Sunday, May 06, 2007

The Parthenon Sculptures - East Pediment

The Horse of Selene, East Pediment, the Parthenon

This is as much of a portrait as I think we ever get from Greek art in the Classic period. The horse is a vivid individual, albeit almost scarily mythological as well. If ever anything was moonstruck it was this horse, one of the two that draw Selene's chariot as she makes her dark way across the sky, following in the nighttime after the daytime passage of her brother Helios - he whose cattle are slain by the luckless crew of Odysseus. Selene, the moon goddess, is here as represented by her nervous horse.

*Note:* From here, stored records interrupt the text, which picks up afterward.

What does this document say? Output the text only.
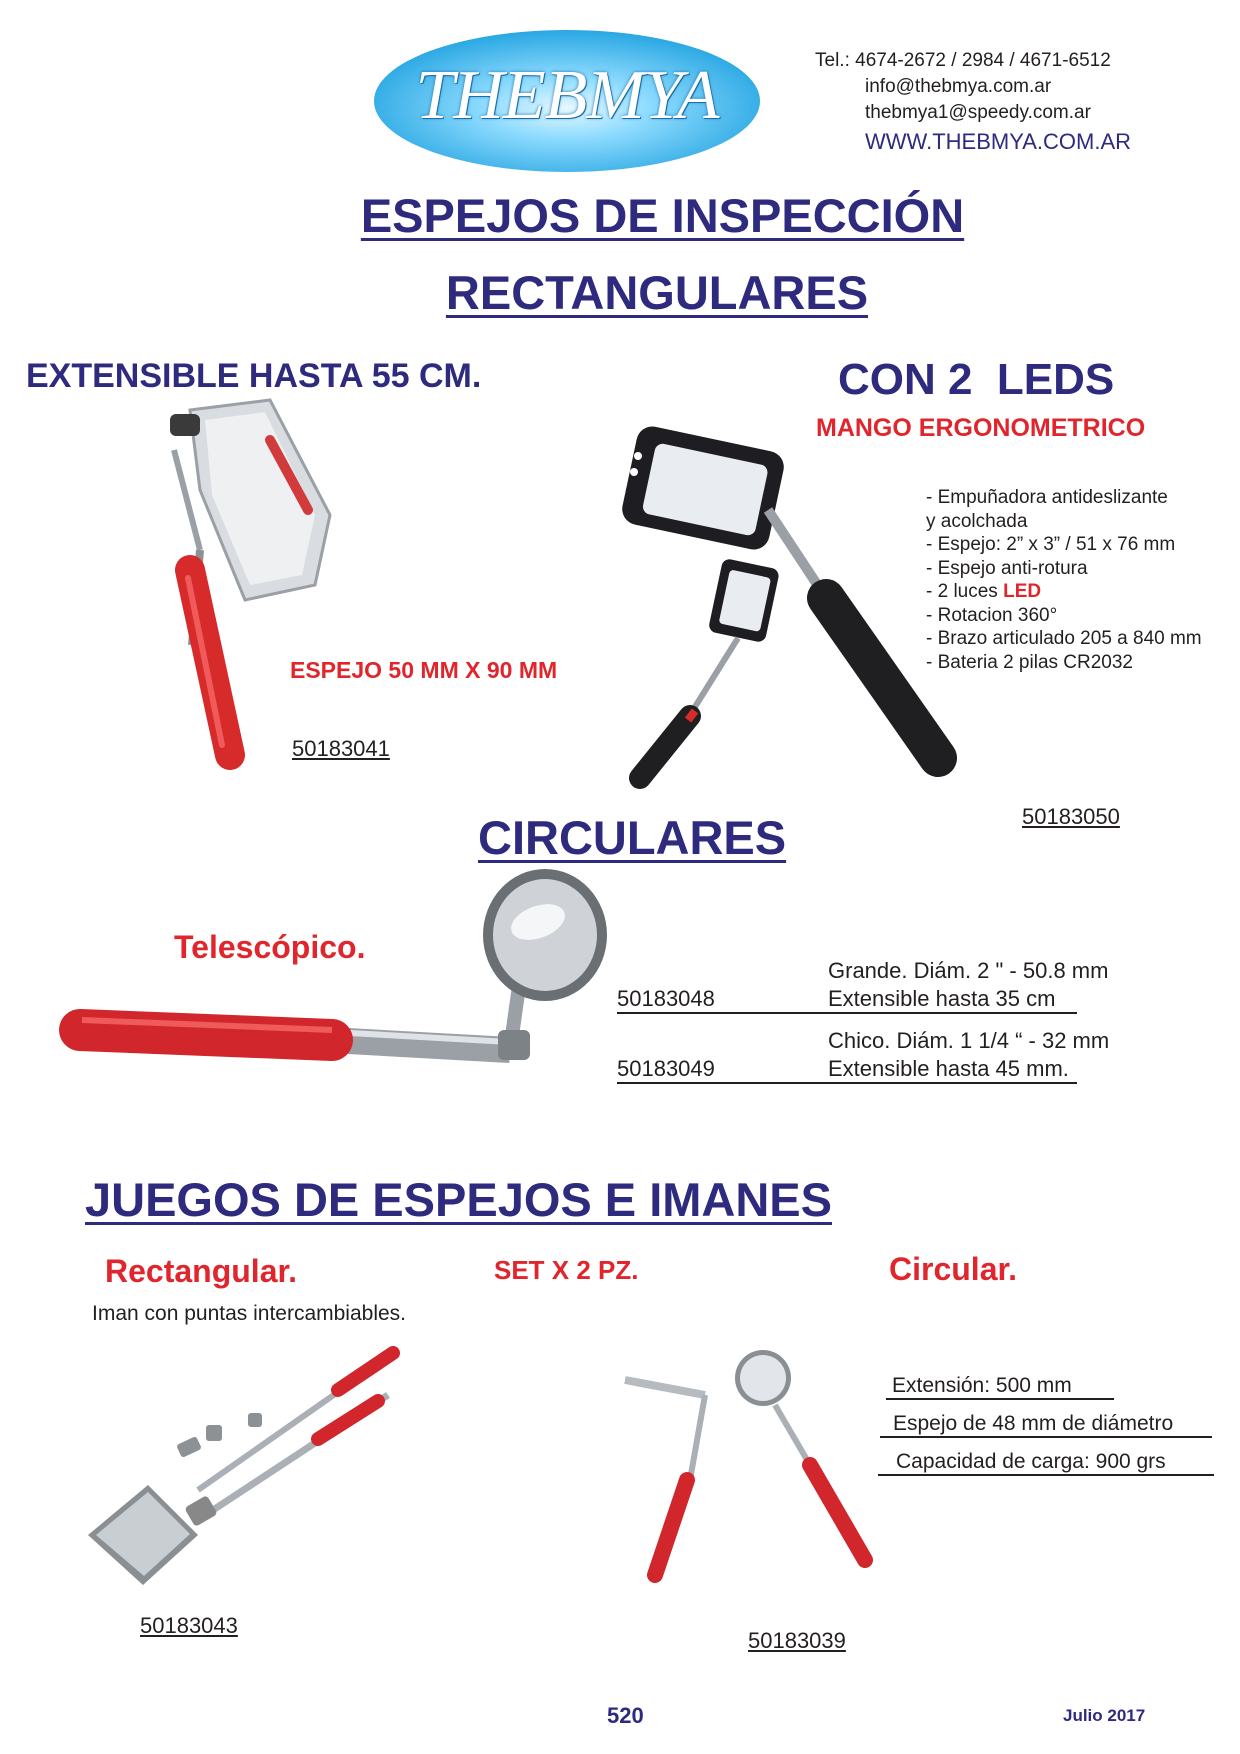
THEBMYA	Tel.: 4674-2672 / 2984 / 4671-6512
info@thebmya.com.ar
thebmya1@speedy.com.ar
WWW.THEBMYA.COM.AR
ESPEJOS DE INSPECCIÓN
RECTANGULARES
EXTENSIBLE HASTA 55 CM.
ESPEJO 50 MM X 90 MM
50183041
CON 2  LEDS
MANGO ERGONOMETRICO
- Empuñadora antideslizante
y acolchada
- Espejo: 2” x 3” / 51 x 76 mm
- Espejo anti-rotura
- 2 luces LED
- Rotacion 360°
- Brazo articulado 205 a 840 mm
- Bateria 2 pilas CR2032
50183050
CIRCULARES
Telescópico.
Grande. Diám. 2 " - 50.8 mm
50183048	Extensible hasta 35 cm
Chico. Diám. 1 1/4 “ - 32 mm
50183049	Extensible hasta 45 mm.
JUEGOS DE ESPEJOS E IMANES
Rectangular.	SET X 2 PZ.	Circular.
Iman con puntas intercambiables.
50183043
Extensión: 500 mm
Espejo de 48 mm de diámetro
Capacidad de carga: 900 grs
50183039
520	Julio 2017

It is, as I say, a true portrait of an exhausted horse, panting and skittish, almost snorting from its extended nostrils, its eyes staring out of its head as its tense muscles draw in tight over the jaw. I think it was originally set at one of the pediment corners - wonderful invention for those tricky spots, if true - and would have, like so much else of the sculptural program, picked up light and developed its ghostly physique from its own shadows. It is a horse Stubbs or Fuseli must have known.

Schoder: The bulging eyes, flaring nostrils, drooping mouth, and pulsing veins under the sagging skin unerringly achieve the effect of weariness, while retaining a sense of the horse’s noble spirit and proud physique.